Tonight I walked literally miles with my son, DIL and grandbaby for Halloween. Of course I was tired, oh so happy to be able to do it. My son asked me if this was the first Halloween that I was able to be out and able to walk without a limp. YES!!! and then I started bawling, because I've got so much to look forward to. Sometimes, I think about all that I have missed because of MO, but don't can't dwell on it. It is upward and onward for me. If you think you have a long haul ahead of you, in a stall, doing a six month supervised diet, etc, hang in there because it is so worth it. I bought med. uniforms and the last ones that I wore were 5Xs and oh so ugly. You can't put an elephant in stripes and big plaids and not look ridiculous and hideous. I can now wear normal anklets and socks......unless you have been fat you would never think about how hard it is to wear socks that cut you legs and ankles and tear up your toes. Panty hose that the crotch hangs and won't pull up over your fat rump and cuts into the fatty wrinkles on your legs. All of that is over!!! TG!! I'm grateful that I can't eat as much as I use to be able to do, because I know that I would be doing it! Miserable, bloated and mad at myself which would make me go right back and eat more. Now if I eat more than a cup, I'll puke or wish I was dead so.......I don't!!! LOL!!!! For supper I ate one piece of 2 X 2 full-fat, wet pizza. But guess what, I stopped there and didn't need another thing. Use to eat a least half of the pizza and be up all night with heartburn, and guilt, but would go right back at it in the morning. I'M ALIVE!!!!!!!!
Thank you, that's inspiring. It really helps to *notice* when you're doing things you couldn't do before. Lately I've been having a lot of fun putting my nieces up in the air in my arms or with my legs - and not getting tired after the first two times! And I was able to climb in and out of a very tight space in the back seat of a pickup last night (past a car seat), and I just wouldn't have been able to before.
I am sooooo grateful Nancy...for all the wonderful things I can do now that I missed out on for the first 41 years!
I bought a beautiful bra and 3 pairs of size large panties at...get this...Victoria Secret! Me?!?! Woohoo!!!! I bought size XL and had to return them!
I am grateful for my family's support, for my long time friends and for making new ones..even though it's hard to put myself out there...I am grateful that I have learned more about myself in the last year then I have in all my life!
AND I am grateful for you...you wonderful Nancy, you...for making me laugh and reminding us all to be and remain grateful!
Angela
Last edited by missangelaks; 11-02-2008 at 10:11 PM.

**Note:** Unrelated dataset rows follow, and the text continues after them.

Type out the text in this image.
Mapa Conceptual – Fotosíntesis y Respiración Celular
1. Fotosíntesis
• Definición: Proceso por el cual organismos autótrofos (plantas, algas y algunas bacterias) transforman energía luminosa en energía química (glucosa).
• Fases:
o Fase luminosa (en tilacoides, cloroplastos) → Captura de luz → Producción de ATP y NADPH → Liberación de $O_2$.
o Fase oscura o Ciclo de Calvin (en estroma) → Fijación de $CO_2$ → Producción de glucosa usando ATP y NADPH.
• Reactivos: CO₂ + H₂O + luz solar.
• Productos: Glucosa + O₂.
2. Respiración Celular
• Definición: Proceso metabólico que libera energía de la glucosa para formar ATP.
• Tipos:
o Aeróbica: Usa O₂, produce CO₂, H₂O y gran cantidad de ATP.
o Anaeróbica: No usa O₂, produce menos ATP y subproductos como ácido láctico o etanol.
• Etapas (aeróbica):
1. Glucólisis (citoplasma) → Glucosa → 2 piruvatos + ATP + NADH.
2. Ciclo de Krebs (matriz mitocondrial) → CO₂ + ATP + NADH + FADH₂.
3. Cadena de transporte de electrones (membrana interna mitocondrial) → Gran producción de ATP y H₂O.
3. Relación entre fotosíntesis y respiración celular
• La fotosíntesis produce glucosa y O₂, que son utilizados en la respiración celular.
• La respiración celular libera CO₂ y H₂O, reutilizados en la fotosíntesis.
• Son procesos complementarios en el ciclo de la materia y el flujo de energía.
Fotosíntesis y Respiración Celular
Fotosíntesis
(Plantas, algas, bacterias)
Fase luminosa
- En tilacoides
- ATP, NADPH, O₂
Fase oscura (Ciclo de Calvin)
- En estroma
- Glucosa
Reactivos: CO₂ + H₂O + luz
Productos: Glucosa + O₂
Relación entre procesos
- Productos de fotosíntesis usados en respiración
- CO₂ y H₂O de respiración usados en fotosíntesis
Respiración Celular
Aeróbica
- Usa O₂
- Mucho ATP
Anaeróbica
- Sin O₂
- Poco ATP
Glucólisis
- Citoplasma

missangelaks...thanks so much for that post. It just hit me, I can now fit into victoria secret sizes! OMG, I can't believe it. I haven't shopped there in years.
I'm wearing XL tops, but trying to make a lot of my old clothes work with a belt and saftey pins. My bf told me yesterday I just look hideous with what I'm wearing and give in and buy some stuff. I do all my shopping at thrift stores or discount right now. I'm still loosing so I can't justify full price shopping yet. But once I do watch out!

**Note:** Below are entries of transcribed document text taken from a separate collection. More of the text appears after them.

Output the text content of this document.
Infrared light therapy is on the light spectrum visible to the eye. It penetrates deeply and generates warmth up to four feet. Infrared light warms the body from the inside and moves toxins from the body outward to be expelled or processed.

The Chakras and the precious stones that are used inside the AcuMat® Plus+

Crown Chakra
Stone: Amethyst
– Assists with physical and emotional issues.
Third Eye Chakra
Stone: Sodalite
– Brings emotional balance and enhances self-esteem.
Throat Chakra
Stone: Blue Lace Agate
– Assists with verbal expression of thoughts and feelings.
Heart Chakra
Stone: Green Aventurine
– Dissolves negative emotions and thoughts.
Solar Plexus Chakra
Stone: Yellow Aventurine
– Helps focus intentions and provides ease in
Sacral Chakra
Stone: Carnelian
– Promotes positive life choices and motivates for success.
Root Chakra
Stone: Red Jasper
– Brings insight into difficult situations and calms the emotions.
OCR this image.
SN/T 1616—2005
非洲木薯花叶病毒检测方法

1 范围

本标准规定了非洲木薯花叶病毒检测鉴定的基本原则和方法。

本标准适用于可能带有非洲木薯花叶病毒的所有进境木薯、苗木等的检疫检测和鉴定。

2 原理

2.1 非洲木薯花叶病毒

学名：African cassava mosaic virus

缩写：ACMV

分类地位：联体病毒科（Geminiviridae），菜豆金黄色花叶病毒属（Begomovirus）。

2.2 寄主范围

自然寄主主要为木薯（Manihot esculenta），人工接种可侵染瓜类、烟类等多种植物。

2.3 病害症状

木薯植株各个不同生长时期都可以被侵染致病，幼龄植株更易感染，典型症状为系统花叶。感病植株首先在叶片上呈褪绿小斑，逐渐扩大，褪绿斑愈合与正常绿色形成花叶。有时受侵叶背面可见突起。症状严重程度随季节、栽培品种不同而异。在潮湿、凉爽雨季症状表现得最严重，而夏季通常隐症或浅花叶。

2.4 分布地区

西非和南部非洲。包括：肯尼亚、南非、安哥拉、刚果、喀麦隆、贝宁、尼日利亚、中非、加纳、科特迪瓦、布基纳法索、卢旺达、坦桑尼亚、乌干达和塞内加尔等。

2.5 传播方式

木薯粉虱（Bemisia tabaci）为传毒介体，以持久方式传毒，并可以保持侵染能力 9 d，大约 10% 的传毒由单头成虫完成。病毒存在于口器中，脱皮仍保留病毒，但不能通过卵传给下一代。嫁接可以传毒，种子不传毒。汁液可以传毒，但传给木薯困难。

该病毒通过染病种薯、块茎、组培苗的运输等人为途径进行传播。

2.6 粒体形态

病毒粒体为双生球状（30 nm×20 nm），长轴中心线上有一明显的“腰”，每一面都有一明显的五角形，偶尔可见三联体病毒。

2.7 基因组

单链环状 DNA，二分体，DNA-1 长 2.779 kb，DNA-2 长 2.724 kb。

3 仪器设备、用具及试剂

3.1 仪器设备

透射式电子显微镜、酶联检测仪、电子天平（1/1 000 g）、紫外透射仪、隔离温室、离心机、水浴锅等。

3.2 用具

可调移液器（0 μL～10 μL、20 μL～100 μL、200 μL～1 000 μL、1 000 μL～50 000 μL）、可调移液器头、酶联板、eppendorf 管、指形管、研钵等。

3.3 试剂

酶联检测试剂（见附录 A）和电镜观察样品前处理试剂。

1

Worked a half day to take care of someone who is my age, well we actually went to grade school together but don't remember each other. I'm grateful I'm healthy, not in a wheelchair and able to take care of myself. I'm even more grateful because I'm no longer morbidly obese and that I can bend, squat, reach, walk and move to take care of someone who isn't able to take care of themselves. Was it easy, NO! But, this time last year, I was barely able to take care of myself. TG for WLS! I'm tired, but oh so grateful.
Reading your post was only made me more excited than I was before to have this surgery. My friends keep asking me- Are you sure you want to do this? You know there are risks right?
There is actually less risk having this done than keeping on the way I have been. I have let my obesity stop me from doing so many things that I wanted and still want to do. I guess people that have never experienced have a hard time understanding how hard that is.
We went on a family cruise last year- the first one we had ever been on. I was so excited because it had a rock wall on it and I wanted to climb it. The day we went to the rock wall I noticed that both of the people who were guiding your ropes and would hold them taught to save your life if you slipped looked only to way MAYBE half of what I did. I thought better of it and didn't even try. Later that night we went to the bar and everyone did Karoake- everyone but me. I didn't want to get up there knowing the whole audience would be staring at the "fat girl". And let's not even talk about how uncomfortable it was to put my old lady swim dress on in front of all those skinny, tan, beautiful people. I want to be able to practice soccer with my kids and not worry about hurting myself or embarasing them. I am so ready to do this. I am not looking forward to my two weeks of only drinks, but thank you for reminding me how totally worth it it is in the end!! Bless you all!!
And Victoria's Secret??? I wonder if I will ever see the day.... I can't even fathom that at this point!!